I turned 50, kicking and screaming just a year ago. It was honestly traumatic. I was working in a job that I hated with a passion, and was not only miserable myself, I was making my entire family beyond miserable.
I had returned to college when I was 45 and in four short years earned a bachelor's and a master's degree. Mind you, I still had three fairly young children at home so it was challenging - but the exciting kind of challenging.
I had always been a small sort of entrepreneur in order to be able to stay home with the kids. Also, since I didn't have enough formal education at that time, I couldn't have found a job that would have paid enough to cover the childcare/clothing/transportation/taxation expenses it would generate. For us, the answer was clear: I would stay home and sell stuff on eBay and raise the kids. During the gravy-days of those pre-2nd-Great Depression years, this worked out fairly well. Not the greatest financial security, but lots of security knowing I really didn't have another option and that the kids would be better for it.

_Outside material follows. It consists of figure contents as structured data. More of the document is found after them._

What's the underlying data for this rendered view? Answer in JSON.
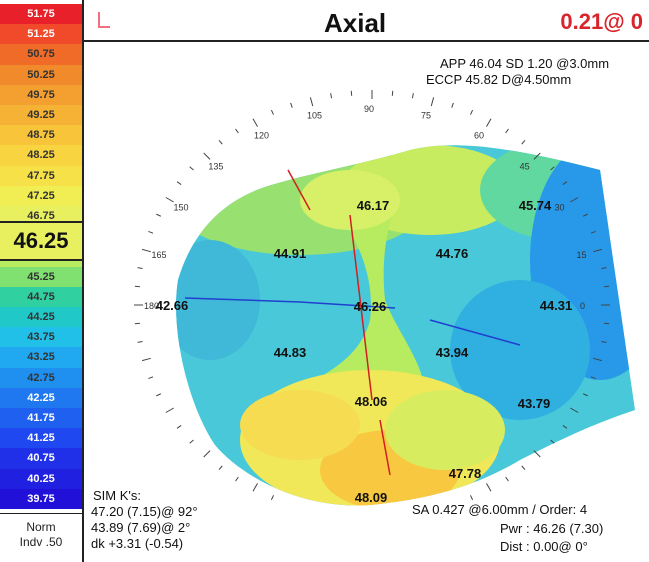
{
  "header": {
    "title": "Axial",
    "cursor_readout": "0.21@ 0"
  },
  "scale": {
    "labels": [
      "51.75",
      "51.25",
      "50.75",
      "50.25",
      "49.75",
      "49.25",
      "48.75",
      "48.25",
      "47.75",
      "47.25",
      "46.75",
      "46.25",
      "45.75",
      "45.25",
      "44.75",
      "44.25",
      "43.75",
      "43.25",
      "42.75",
      "42.25",
      "41.75",
      "41.25",
      "40.75",
      "40.25",
      "39.75"
    ],
    "colors": [
      "#e8202a",
      "#f04a2a",
      "#f06a28",
      "#f08a2a",
      "#f4a030",
      "#f6b234",
      "#f8c43a",
      "#f8d440",
      "#f6e248",
      "#f0ee52",
      "#e8f060",
      "#d8f070",
      "#b8ec60",
      "#80e070",
      "#30d0a0",
      "#20c8c8",
      "#20c0e8",
      "#20a8f0",
      "#2090f0",
      "#2078f0",
      "#2060f0",
      "#2048f0",
      "#2030e8",
      "#2020e0",
      "#2010d8"
    ],
    "current_value": "46.25",
    "current_color": "#e8f060",
    "footer_line1": "Norm",
    "footer_line2": "Indv .50"
  },
  "info": {
    "app_line": "APP 46.04  SD 1.20  @3.0mm",
    "eccp_line": "ECCP 45.82  D@4.50mm",
    "sim_title": "SIM K's:",
    "sim_k1": "47.20 (7.15)@ 92°",
    "sim_k2": "43.89 (7.69)@ 2°",
    "sim_dk": "dk +3.31 (-0.54)",
    "sa_line": "SA  0.427 @6.00mm / Order: 4",
    "pwr_line": "Pwr :  46.26 (7.30)",
    "dist_line": "Dist :  0.00@  0°"
  },
  "map": {
    "values": [
      {
        "label": "46.17",
        "angle": 90,
        "ring": "inner"
      },
      {
        "label": "45.74",
        "angle": 45,
        "ring": "outer"
      },
      {
        "label": "44.91",
        "angle": 135,
        "ring": "inner"
      },
      {
        "label": "44.76",
        "angle": 45,
        "ring": "inner"
      },
      {
        "label": "42.66",
        "angle": 180,
        "ring": "outer"
      },
      {
        "label": "46.26",
        "angle": 0,
        "ring": "center"
      },
      {
        "label": "44.31",
        "angle": 0,
        "ring": "outer"
      },
      {
        "label": "44.83",
        "angle": 225,
        "ring": "inner"
      },
      {
        "label": "43.94",
        "angle": 315,
        "ring": "inner"
      },
      {
        "label": "48.06",
        "angle": 270,
        "ring": "inner"
      },
      {
        "label": "43.79",
        "angle": 315,
        "ring": "outer"
      },
      {
        "label": "47.78",
        "angle": 300,
        "ring": "outer"
      },
      {
        "label": "48.09",
        "angle": 270,
        "ring": "outer"
      }
    ],
    "tick_labels": [
      "165",
      "150",
      "135",
      "120",
      "105",
      "90",
      "75",
      "60",
      "45",
      "30",
      "15",
      "0",
      "180"
    ]
  }
}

When my mother died abruptly I entered a new phase of my life. My children were all in school full-day and I was in my middle forties. It was time to finish my education. It had always gnawed at me that I didn't have a college education. I felt like in some way I was a terrible example to my children. My husband had a Ph.D. and I was a high-school drop-out. It wasn't hard for me to figure out that at some point in the future my children would look at me and wonder why I was such a slacker.

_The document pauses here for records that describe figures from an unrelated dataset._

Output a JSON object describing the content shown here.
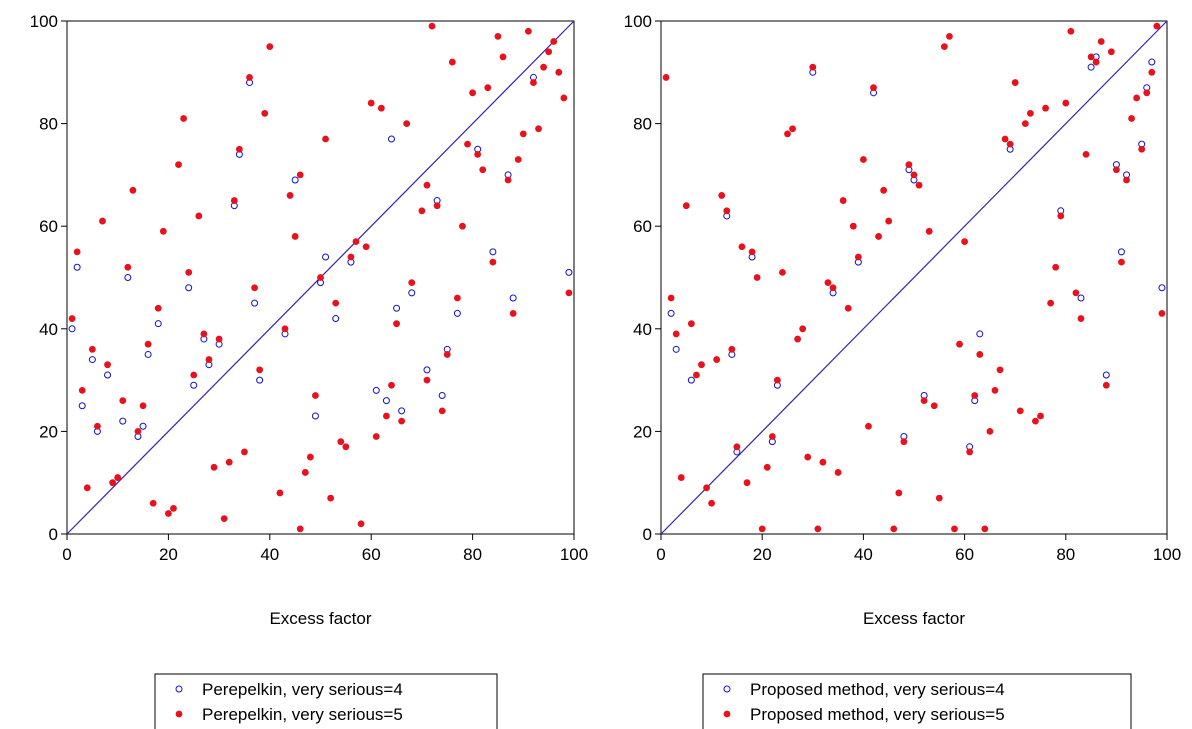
{
  "chart_data": [
    {
      "type": "scatter",
      "xlabel": "Excess factor",
      "ylabel": "",
      "xlim": [
        0,
        100
      ],
      "ylim": [
        0,
        100
      ],
      "x_ticks": [
        "0",
        "20",
        "40",
        "60",
        "80",
        "100"
      ],
      "y_ticks": [
        "0",
        "20",
        "40",
        "60",
        "80",
        "100"
      ],
      "reference_line": {
        "from": [
          0,
          0
        ],
        "to": [
          100,
          100
        ],
        "color": "#3a1fb5"
      },
      "legend_position": "bottom",
      "series": [
        {
          "name": "Perepelkin, very serious=4",
          "marker": "open-circle",
          "color": "#1010d0",
          "points": [
            [
              1,
              40
            ],
            [
              2,
              52
            ],
            [
              3,
              25
            ],
            [
              5,
              34
            ],
            [
              6,
              20
            ],
            [
              8,
              31
            ],
            [
              11,
              22
            ],
            [
              12,
              50
            ],
            [
              14,
              19
            ],
            [
              15,
              21
            ],
            [
              16,
              35
            ],
            [
              18,
              41
            ],
            [
              24,
              48
            ],
            [
              25,
              29
            ],
            [
              27,
              38
            ],
            [
              28,
              33
            ],
            [
              30,
              37
            ],
            [
              33,
              64
            ],
            [
              34,
              74
            ],
            [
              36,
              88
            ],
            [
              37,
              45
            ],
            [
              38,
              30
            ],
            [
              43,
              39
            ],
            [
              45,
              69
            ],
            [
              49,
              23
            ],
            [
              50,
              49
            ],
            [
              51,
              54
            ],
            [
              53,
              42
            ],
            [
              56,
              53
            ],
            [
              61,
              28
            ],
            [
              63,
              26
            ],
            [
              64,
              77
            ],
            [
              65,
              44
            ],
            [
              66,
              24
            ],
            [
              68,
              47
            ],
            [
              71,
              32
            ],
            [
              73,
              65
            ],
            [
              74,
              27
            ],
            [
              75,
              36
            ],
            [
              77,
              43
            ],
            [
              81,
              75
            ],
            [
              84,
              55
            ],
            [
              87,
              70
            ],
            [
              88,
              46
            ],
            [
              92,
              89
            ],
            [
              99,
              51
            ]
          ]
        },
        {
          "name": "Perepelkin, very serious=5",
          "marker": "filled-circle",
          "color": "#e8121e",
          "points": [
            [
              1,
              42
            ],
            [
              2,
              55
            ],
            [
              3,
              28
            ],
            [
              4,
              9
            ],
            [
              5,
              36
            ],
            [
              6,
              21
            ],
            [
              7,
              61
            ],
            [
              8,
              33
            ],
            [
              9,
              10
            ],
            [
              10,
              11
            ],
            [
              11,
              26
            ],
            [
              12,
              52
            ],
            [
              13,
              67
            ],
            [
              14,
              20
            ],
            [
              15,
              25
            ],
            [
              16,
              37
            ],
            [
              17,
              6
            ],
            [
              18,
              44
            ],
            [
              19,
              59
            ],
            [
              20,
              4
            ],
            [
              21,
              5
            ],
            [
              22,
              72
            ],
            [
              23,
              81
            ],
            [
              24,
              51
            ],
            [
              25,
              31
            ],
            [
              26,
              62
            ],
            [
              27,
              39
            ],
            [
              28,
              34
            ],
            [
              29,
              13
            ],
            [
              30,
              38
            ],
            [
              31,
              3
            ],
            [
              32,
              14
            ],
            [
              33,
              65
            ],
            [
              34,
              75
            ],
            [
              35,
              16
            ],
            [
              36,
              89
            ],
            [
              37,
              48
            ],
            [
              38,
              32
            ],
            [
              39,
              82
            ],
            [
              40,
              95
            ],
            [
              42,
              8
            ],
            [
              43,
              40
            ],
            [
              44,
              66
            ],
            [
              45,
              58
            ],
            [
              46,
              70
            ],
            [
              46,
              1
            ],
            [
              47,
              12
            ],
            [
              48,
              15
            ],
            [
              49,
              27
            ],
            [
              50,
              50
            ],
            [
              51,
              77
            ],
            [
              52,
              7
            ],
            [
              53,
              45
            ],
            [
              54,
              18
            ],
            [
              55,
              17
            ],
            [
              56,
              54
            ],
            [
              57,
              57
            ],
            [
              58,
              2
            ],
            [
              59,
              56
            ],
            [
              60,
              84
            ],
            [
              61,
              19
            ],
            [
              62,
              83
            ],
            [
              63,
              23
            ],
            [
              64,
              29
            ],
            [
              65,
              41
            ],
            [
              66,
              22
            ],
            [
              67,
              80
            ],
            [
              68,
              49
            ],
            [
              70,
              63
            ],
            [
              71,
              68
            ],
            [
              71,
              30
            ],
            [
              72,
              99
            ],
            [
              73,
              64
            ],
            [
              74,
              24
            ],
            [
              75,
              35
            ],
            [
              76,
              92
            ],
            [
              77,
              46
            ],
            [
              78,
              60
            ],
            [
              79,
              76
            ],
            [
              80,
              86
            ],
            [
              81,
              74
            ],
            [
              82,
              71
            ],
            [
              83,
              87
            ],
            [
              84,
              53
            ],
            [
              85,
              97
            ],
            [
              86,
              93
            ],
            [
              87,
              69
            ],
            [
              88,
              43
            ],
            [
              89,
              73
            ],
            [
              90,
              78
            ],
            [
              91,
              98
            ],
            [
              92,
              88
            ],
            [
              93,
              79
            ],
            [
              94,
              91
            ],
            [
              95,
              94
            ],
            [
              96,
              96
            ],
            [
              97,
              90
            ],
            [
              98,
              85
            ],
            [
              99,
              47
            ]
          ]
        }
      ]
    },
    {
      "type": "scatter",
      "xlabel": "Excess factor",
      "ylabel": "",
      "xlim": [
        0,
        100
      ],
      "ylim": [
        0,
        100
      ],
      "x_ticks": [
        "0",
        "20",
        "40",
        "60",
        "80",
        "100"
      ],
      "y_ticks": [
        "0",
        "20",
        "40",
        "60",
        "80",
        "100"
      ],
      "reference_line": {
        "from": [
          0,
          0
        ],
        "to": [
          100,
          100
        ],
        "color": "#3a1fb5"
      },
      "legend_position": "bottom",
      "series": [
        {
          "name": "Proposed method, very serious=4",
          "marker": "open-circle",
          "color": "#1010d0",
          "points": [
            [
              2,
              43
            ],
            [
              3,
              36
            ],
            [
              6,
              30
            ],
            [
              13,
              62
            ],
            [
              14,
              35
            ],
            [
              15,
              16
            ],
            [
              18,
              54
            ],
            [
              22,
              18
            ],
            [
              23,
              29
            ],
            [
              30,
              90
            ],
            [
              34,
              47
            ],
            [
              39,
              53
            ],
            [
              42,
              86
            ],
            [
              48,
              19
            ],
            [
              49,
              71
            ],
            [
              50,
              69
            ],
            [
              52,
              27
            ],
            [
              61,
              17
            ],
            [
              62,
              26
            ],
            [
              63,
              39
            ],
            [
              69,
              75
            ],
            [
              79,
              63
            ],
            [
              83,
              46
            ],
            [
              85,
              91
            ],
            [
              86,
              93
            ],
            [
              88,
              31
            ],
            [
              90,
              72
            ],
            [
              91,
              55
            ],
            [
              92,
              70
            ],
            [
              95,
              76
            ],
            [
              96,
              87
            ],
            [
              97,
              92
            ],
            [
              99,
              48
            ]
          ]
        },
        {
          "name": "Proposed method, very serious=5",
          "marker": "filled-circle",
          "color": "#e8121e",
          "points": [
            [
              1,
              89
            ],
            [
              2,
              46
            ],
            [
              3,
              39
            ],
            [
              4,
              11
            ],
            [
              5,
              64
            ],
            [
              6,
              41
            ],
            [
              7,
              31
            ],
            [
              8,
              33
            ],
            [
              9,
              9
            ],
            [
              10,
              6
            ],
            [
              11,
              34
            ],
            [
              12,
              66
            ],
            [
              13,
              63
            ],
            [
              14,
              36
            ],
            [
              15,
              17
            ],
            [
              16,
              56
            ],
            [
              17,
              10
            ],
            [
              18,
              55
            ],
            [
              19,
              50
            ],
            [
              20,
              1
            ],
            [
              21,
              13
            ],
            [
              22,
              19
            ],
            [
              23,
              30
            ],
            [
              24,
              51
            ],
            [
              25,
              78
            ],
            [
              26,
              79
            ],
            [
              27,
              38
            ],
            [
              28,
              40
            ],
            [
              29,
              15
            ],
            [
              30,
              91
            ],
            [
              31,
              1
            ],
            [
              32,
              14
            ],
            [
              33,
              49
            ],
            [
              34,
              48
            ],
            [
              35,
              12
            ],
            [
              36,
              65
            ],
            [
              37,
              44
            ],
            [
              38,
              60
            ],
            [
              39,
              54
            ],
            [
              40,
              73
            ],
            [
              41,
              21
            ],
            [
              42,
              87
            ],
            [
              43,
              58
            ],
            [
              44,
              67
            ],
            [
              45,
              61
            ],
            [
              46,
              1
            ],
            [
              47,
              8
            ],
            [
              48,
              18
            ],
            [
              49,
              72
            ],
            [
              50,
              70
            ],
            [
              51,
              68
            ],
            [
              52,
              26
            ],
            [
              53,
              59
            ],
            [
              54,
              25
            ],
            [
              55,
              7
            ],
            [
              56,
              95
            ],
            [
              57,
              97
            ],
            [
              58,
              1
            ],
            [
              59,
              37
            ],
            [
              60,
              57
            ],
            [
              61,
              16
            ],
            [
              62,
              27
            ],
            [
              63,
              35
            ],
            [
              64,
              1
            ],
            [
              65,
              20
            ],
            [
              66,
              28
            ],
            [
              67,
              32
            ],
            [
              68,
              77
            ],
            [
              69,
              76
            ],
            [
              70,
              88
            ],
            [
              71,
              24
            ],
            [
              72,
              80
            ],
            [
              73,
              82
            ],
            [
              74,
              22
            ],
            [
              75,
              23
            ],
            [
              76,
              83
            ],
            [
              77,
              45
            ],
            [
              78,
              52
            ],
            [
              79,
              62
            ],
            [
              80,
              84
            ],
            [
              81,
              98
            ],
            [
              82,
              47
            ],
            [
              83,
              42
            ],
            [
              84,
              74
            ],
            [
              85,
              93
            ],
            [
              86,
              92
            ],
            [
              87,
              96
            ],
            [
              88,
              29
            ],
            [
              89,
              94
            ],
            [
              90,
              71
            ],
            [
              91,
              53
            ],
            [
              92,
              69
            ],
            [
              93,
              81
            ],
            [
              94,
              85
            ],
            [
              95,
              75
            ],
            [
              96,
              86
            ],
            [
              97,
              90
            ],
            [
              98,
              99
            ],
            [
              99,
              43
            ]
          ]
        }
      ]
    }
  ]
}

So, I took the plunge. I went back to my local City College and picked back up where I had left off more than a decade before when I had started having children. I plunged in and had the best four years of my life. I loved school, I loved almost every teacher and assignment. I found out I had a gift for art history and for writing. I spent hundreds of hours on papers because it was pure joy to do the research and then the crafting of my analyses.
I soon transferred to UCR and then after my B.A. to CSUSB for my M.P.A. I was formally, officially educated now, according to two of the largest institutions of education in the world. My kids were now even older, and I was ready to enter the professional market, specifically in the field of Public Administration. I was supposed to walk in with my smoking new degree and my "mature" abilities and land a local city government job in the range of $50K or so, to start. But it was understood that with my abilities I would quickly earn more.
Did I mention that I started my last class of my education in September, 2008? The day of the big WaMu panic and crash. Yep, I got my fancy education completed about four minutes before the Second Great Depression began.